Peacocks are known for their elegant, showy, appearance, and for strutting around and their impressive display of feathers; “proud as a peacock”.
If you’ve ever spotted an eagle in the wild you’d agree they are an impressive sight.
A symbol of power, nobility and freedom the eagle’s flight through human history is steeped in myth and legend.
Assyrian carvings blended the lion and the eagle – a symbol that spread to Greece where Herodotus believed the griffin lived in the mountains of India, where it made a nest of gold. Dante’s griffin in Paradise drew a noble chariot.
In Hindu mythology Garuda, the king of birds, is ridden by the god Vishnu.
In Norse mythology an Eagle sat on the topmost branch of the world tree representing wisdom & light.
In Ancient Egypt, the eagle was a symbol of the Nile and the royal bird of the Thebans.
Use of the eagle symbols on the Rosetta stone was an important key to deciphering hieroglyphics.
The Greeks depicted the eagle with wings outstretched, a serpent in its talons representing the triumph of good over evil, of supreme spiritual energy. The constellation Aquila, the sacred bird of Zeus, is an eagle.
To the Romans the eagle was the symbol of the god Jupiter, and of victory. It became the emblem of the Caesars representing supreme authority.
Chinese warriors, especially those who are fearless, tenacious or keen of vision, chose the eagle as their symbol.
The Athabaskan people of western North America portrayed eagles as the deliverers of people from famine.
The Comanche eagle dance tells the legend of a young son of a chief died and was turned into the first eagle as an answer to his father’s prayers.

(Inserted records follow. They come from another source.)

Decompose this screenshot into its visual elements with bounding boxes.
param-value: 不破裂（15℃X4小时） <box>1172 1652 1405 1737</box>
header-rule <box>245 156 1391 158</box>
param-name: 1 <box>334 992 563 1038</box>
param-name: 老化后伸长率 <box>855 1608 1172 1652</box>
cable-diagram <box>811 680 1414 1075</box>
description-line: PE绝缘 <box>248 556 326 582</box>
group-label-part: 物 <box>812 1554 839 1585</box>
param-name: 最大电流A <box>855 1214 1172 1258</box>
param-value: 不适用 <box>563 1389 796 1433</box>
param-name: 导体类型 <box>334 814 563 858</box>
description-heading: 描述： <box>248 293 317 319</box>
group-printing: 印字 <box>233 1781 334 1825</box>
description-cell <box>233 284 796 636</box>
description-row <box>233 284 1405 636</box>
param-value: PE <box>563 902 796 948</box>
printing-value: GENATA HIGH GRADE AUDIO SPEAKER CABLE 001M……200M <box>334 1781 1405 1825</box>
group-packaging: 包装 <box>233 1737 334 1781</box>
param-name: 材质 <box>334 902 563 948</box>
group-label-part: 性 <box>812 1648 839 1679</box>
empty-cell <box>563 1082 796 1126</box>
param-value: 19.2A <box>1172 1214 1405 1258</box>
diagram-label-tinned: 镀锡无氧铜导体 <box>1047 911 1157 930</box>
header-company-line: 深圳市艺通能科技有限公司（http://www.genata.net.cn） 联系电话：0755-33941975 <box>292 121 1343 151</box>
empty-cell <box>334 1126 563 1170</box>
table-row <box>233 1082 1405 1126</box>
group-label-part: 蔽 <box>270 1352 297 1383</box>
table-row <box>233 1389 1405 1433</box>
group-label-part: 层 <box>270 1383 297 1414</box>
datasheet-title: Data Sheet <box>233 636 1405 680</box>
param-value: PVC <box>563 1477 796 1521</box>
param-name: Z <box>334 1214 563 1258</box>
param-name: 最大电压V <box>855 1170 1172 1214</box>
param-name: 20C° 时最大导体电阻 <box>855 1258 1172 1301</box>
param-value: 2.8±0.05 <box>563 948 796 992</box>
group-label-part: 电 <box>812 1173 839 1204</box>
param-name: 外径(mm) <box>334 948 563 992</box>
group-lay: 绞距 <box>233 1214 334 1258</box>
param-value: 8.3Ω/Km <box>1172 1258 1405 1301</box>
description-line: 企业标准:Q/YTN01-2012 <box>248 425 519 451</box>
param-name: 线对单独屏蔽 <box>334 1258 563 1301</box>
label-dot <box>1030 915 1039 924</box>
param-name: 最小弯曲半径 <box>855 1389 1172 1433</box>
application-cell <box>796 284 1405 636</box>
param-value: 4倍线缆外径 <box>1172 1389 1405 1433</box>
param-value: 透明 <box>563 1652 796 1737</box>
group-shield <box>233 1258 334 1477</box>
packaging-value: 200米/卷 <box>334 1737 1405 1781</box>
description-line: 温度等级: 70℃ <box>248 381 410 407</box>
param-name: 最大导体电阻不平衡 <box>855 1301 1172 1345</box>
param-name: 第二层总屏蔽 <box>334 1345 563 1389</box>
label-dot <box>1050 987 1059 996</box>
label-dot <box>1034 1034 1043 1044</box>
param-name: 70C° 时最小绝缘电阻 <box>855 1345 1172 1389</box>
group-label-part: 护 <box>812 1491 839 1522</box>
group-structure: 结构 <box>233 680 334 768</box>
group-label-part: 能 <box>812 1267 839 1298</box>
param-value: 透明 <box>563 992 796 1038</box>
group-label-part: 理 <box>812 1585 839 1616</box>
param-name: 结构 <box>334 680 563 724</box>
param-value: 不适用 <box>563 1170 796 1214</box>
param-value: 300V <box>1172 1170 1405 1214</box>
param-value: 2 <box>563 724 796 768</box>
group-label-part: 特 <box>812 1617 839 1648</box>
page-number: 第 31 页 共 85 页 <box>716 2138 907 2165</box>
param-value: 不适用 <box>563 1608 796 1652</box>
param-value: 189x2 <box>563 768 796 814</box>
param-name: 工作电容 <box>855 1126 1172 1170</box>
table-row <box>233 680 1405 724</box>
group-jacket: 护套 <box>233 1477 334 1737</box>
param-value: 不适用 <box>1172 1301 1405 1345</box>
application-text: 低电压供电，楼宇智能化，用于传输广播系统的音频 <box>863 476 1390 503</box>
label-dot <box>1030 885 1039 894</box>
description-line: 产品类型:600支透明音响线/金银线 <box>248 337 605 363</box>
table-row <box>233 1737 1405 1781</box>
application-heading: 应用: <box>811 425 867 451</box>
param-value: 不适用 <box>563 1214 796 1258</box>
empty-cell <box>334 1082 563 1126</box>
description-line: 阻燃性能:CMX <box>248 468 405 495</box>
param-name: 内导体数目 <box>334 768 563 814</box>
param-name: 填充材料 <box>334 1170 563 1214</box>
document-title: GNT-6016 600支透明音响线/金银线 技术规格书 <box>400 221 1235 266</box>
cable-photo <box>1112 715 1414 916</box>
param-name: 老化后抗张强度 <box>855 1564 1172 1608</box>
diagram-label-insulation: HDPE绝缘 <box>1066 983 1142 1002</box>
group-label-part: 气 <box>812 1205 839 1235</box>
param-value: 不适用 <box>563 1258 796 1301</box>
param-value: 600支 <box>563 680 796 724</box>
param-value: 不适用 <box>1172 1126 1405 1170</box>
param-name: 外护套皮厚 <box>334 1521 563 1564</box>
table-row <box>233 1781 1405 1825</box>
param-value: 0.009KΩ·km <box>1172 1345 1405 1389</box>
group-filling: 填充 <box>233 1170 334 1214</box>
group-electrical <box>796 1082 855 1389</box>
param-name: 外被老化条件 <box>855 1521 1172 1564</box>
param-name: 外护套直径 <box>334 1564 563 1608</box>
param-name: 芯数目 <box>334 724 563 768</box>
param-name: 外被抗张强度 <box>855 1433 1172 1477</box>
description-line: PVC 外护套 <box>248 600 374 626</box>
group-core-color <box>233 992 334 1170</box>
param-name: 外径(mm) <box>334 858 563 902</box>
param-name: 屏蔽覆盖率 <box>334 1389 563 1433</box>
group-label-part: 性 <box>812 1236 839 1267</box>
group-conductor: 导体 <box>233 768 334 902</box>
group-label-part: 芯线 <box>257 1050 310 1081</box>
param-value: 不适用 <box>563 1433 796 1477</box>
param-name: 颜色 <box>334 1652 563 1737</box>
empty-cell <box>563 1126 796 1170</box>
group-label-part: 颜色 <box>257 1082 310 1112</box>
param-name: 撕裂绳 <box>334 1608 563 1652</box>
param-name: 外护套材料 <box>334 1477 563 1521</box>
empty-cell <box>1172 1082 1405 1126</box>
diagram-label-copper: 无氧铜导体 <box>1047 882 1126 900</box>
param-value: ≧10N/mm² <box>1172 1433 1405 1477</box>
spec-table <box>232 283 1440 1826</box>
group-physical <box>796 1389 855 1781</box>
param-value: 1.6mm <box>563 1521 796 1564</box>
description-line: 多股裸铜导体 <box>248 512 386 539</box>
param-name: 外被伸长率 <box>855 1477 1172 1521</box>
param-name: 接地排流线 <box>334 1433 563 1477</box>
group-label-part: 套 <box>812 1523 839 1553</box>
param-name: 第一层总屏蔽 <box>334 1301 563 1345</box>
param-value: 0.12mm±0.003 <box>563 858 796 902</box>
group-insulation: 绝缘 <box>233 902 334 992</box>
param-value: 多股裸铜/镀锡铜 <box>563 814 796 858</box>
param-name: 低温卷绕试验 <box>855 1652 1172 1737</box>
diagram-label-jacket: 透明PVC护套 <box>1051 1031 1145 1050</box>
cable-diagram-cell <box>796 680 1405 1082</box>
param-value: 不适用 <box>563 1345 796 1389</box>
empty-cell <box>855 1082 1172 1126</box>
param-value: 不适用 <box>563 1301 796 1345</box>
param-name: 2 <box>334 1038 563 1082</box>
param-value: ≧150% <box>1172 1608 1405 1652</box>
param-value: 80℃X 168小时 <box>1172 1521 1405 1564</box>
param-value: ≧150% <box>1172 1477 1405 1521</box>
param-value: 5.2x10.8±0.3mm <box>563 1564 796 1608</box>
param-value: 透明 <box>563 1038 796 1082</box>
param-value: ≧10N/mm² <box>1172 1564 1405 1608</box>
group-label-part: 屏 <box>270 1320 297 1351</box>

Many Native North Americans speak of how the Thunderbird is responsible for creating thunder and lightning by beating its wings.
The Pawnee see the eagle to be a symbol of fertility and honor it with songs, chants, and dance.
Aztecs revere the eagle as a symbol of honor and strength
In Celtic mythology the eagle is known as the oldest of all creatures, so ancient that the rock he perched on in his youth towered among the stars, but has since been weathered to the size of a fist.
To early Christians the eagle symbolized ascension. And early iconography depicted it as a symbol of Saint John the Evangelist.
On June 20, 1782, the eagle was chosen to symbolize the new United States of America. Zambia, Zimbabwe, the Philippines, Panama, Botswana, Mexico, Germany and Indonesia have also adopted it as their national symbol.
The Apollo Eleven crew named the Lunar Module ‘Eagle’ and with the words of Eagle Scout Neil Armstrong… “the Eagle has landed.”… man was on the Moon.
In 1911, the Boy Scouts of America chose the Eagle to symbolize its highest achievement.
The first Eagle Scout medal was awarded in 1912 to Arthur Rose Eldred, a 17-year-old member of Troop 1 of Rockville Center, Long Island, New York. Eldred was the first of three generations of Eagle Scouts; his son and grandson hold the rank as well.
I suppose we could have chosen the peacock. Peacocks have a certain elegance and nobility, and they are a lot more colorful, but I’m glad we chose the eagle.
Eagles are noble without being extravagant.
You wouldn’t expect a peacock to act like and eagle, or vice-versa.